April 28, 2024

Editor's Page

A Place to Call Home

Vickie Chachere | 1/1/2024

Along the edges of urban Florida are rooftops where there was once open land — some of it sprawling suburbs and others dense clusters of apartments reminiscent of the tall ant hills that once dotted pastureland. In my hometown of Tampa, downtown canyons of high-rise condos and apartments have sprouted from former parking lots.

Yet for all the building happening across Florida, it’s not enough to put a dent into the state’s housing crisis.

Data from the Federal Reserve on Florida’s housing building permits show the state has never recovered to its pre-Great Recession levels, even as the population surged. The Florida Apartment Association’s data show in the last decade, Florida built 950,000 new units of housing compared with 1.62 million in the 2000s and 1.26 million in the 1990s.

The shortage is hurting wide swaths of the population, but there’s one group squeezed out of Florida’s housing market that makes me particularly worried for the state’s future: first-time homeowners.

A life for young adults doing essential work (teachers, first responders and young professionals among them) in Florida used to come with a promise: Work hard, save some money and you could buy your first house. It might be a fixer-upper in the suburbs or maybe you had to be a little bit of an urban pioneer in a reemerging neighborhood, but homeownership was attainable. It helped that rents were affordable, so you could squirrel away a down payment, and interest rates were a bargain.

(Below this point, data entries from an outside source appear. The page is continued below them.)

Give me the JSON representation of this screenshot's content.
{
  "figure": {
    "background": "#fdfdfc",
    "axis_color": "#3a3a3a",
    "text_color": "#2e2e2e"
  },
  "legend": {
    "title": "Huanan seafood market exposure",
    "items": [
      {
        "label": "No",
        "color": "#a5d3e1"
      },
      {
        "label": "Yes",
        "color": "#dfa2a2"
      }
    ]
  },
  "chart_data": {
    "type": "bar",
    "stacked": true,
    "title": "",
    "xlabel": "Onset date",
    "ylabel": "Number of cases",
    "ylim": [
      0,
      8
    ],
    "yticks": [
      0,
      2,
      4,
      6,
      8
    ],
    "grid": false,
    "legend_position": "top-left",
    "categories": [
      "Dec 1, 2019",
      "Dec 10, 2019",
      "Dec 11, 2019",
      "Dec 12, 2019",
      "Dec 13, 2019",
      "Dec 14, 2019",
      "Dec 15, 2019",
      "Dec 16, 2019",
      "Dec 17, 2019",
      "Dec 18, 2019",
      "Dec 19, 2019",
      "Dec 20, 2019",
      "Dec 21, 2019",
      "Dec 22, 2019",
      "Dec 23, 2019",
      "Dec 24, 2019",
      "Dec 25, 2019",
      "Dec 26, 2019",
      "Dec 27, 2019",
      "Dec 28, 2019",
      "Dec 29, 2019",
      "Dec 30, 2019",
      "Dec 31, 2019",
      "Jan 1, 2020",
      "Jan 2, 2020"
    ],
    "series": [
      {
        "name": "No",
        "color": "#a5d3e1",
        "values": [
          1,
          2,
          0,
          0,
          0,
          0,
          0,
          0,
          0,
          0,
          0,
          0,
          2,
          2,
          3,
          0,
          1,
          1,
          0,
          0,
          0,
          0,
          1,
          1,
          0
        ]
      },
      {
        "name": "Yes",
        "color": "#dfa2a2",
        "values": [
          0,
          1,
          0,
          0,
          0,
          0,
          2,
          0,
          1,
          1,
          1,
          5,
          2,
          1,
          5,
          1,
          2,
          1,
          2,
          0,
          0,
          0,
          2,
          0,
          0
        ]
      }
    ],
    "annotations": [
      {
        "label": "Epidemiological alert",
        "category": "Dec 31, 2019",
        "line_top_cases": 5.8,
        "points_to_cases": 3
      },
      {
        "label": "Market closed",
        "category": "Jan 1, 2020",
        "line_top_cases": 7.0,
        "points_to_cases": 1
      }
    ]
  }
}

None of that exists today. There are significantly more all-cash buyers of Florida homes (upwards of one-third and approaching 50% in Florida’s larger cities) than there are first-time buyers (only about one-quarter of home sales), says the National Association of Realtors.

Florida demographers tell us what’s ahead: Deaths will outpace births as the population surge the state will experience comes from in-migration. Young families will be a smaller share of the population going forward. It’s not healthy, economically or socially, for Florida to be a place where young families can’t get their foot in the door of homeownership. And the thing about young people, especially those with marketable skills, is they’ll leave for places that can give them a path to the life they imagine for themselves. That’s how a lot of us, myself included, ended up in Florida to start.

Florida has been in this dilemma before when it used to lose its best and brightest to other states for college. Spurred on by the business community, the state built an excellent, affordable public higher education system for the college-bound and created paths of training and opportunity in the skilled trades. We see those systems thriving now. Consider the new Live Local Act — a transformative housing effort led by Senate President Kathleen Passidomo — an extension of that investment in the future.

With $711 million in the 2023-24 state budget, the law opens commercial and industrial land to affordable housing development and curtails the ability of local governments to deny needed projects. Local governments have bristled at the changes usurping their authority. It’s a valid argument for thoughtful communities who have worked to include workforce housing in their plans, but there are also too many communities where NIMBY forces are so intractable that land languishes rather than being used to meet an essential need of attainable housing. This is one problem where every community ought to be part of the solution.

Among its many provisions, the law opens the door for incentives for developers to produce affordable housing; land trusts (home buyers build equity in the house, but a non-profit entity retains ownership of the ground creating a perpetual supply of attainable housing); and the State Housing Initiatives Partnership program, which brings local government to the table.

I was curious about how the Live Local Act was playing out on the ground, so I checked in with Sam Young, the president and CEO of Pensacola Habitat for Humanity. For the first time, the affiliate received state funding through the Live Local Act — $2.5 million to create a 30-parcel subdivision for working families and active-duty military. Pensacola is the first community land trust in Florida history to be funded by the Legislature, but it’s an idea that other communities are now looking to replicate. The houses Pensacola Habitat for Humanity builds are beautifully designed, energy-efficient and well-located; anyone would be proud to call them home. Young, a retired U.S. Navy captain who is about as results-oriented as they come, says this approach is a way forward that serves homeowners and communities in the long run.

Another key provision in the act that speaks directly to the generational disparities in home ownership is the Hometown Heroes program for first-time buyers. It’s aimed at retaining workers in a range of key professions who earn less than 150% of their county’s area median income. The maximum down payment assistance available to each homebuyer is $35,000 in the form of a zero-interest loan that’s repaid when the home is sold.

As long as Florida has a thriving economy, it’s going to be an expensive place to live. Consider the Live Local Act a welcome mat for all the talented, young people Florida desperately needs to keep moving forward.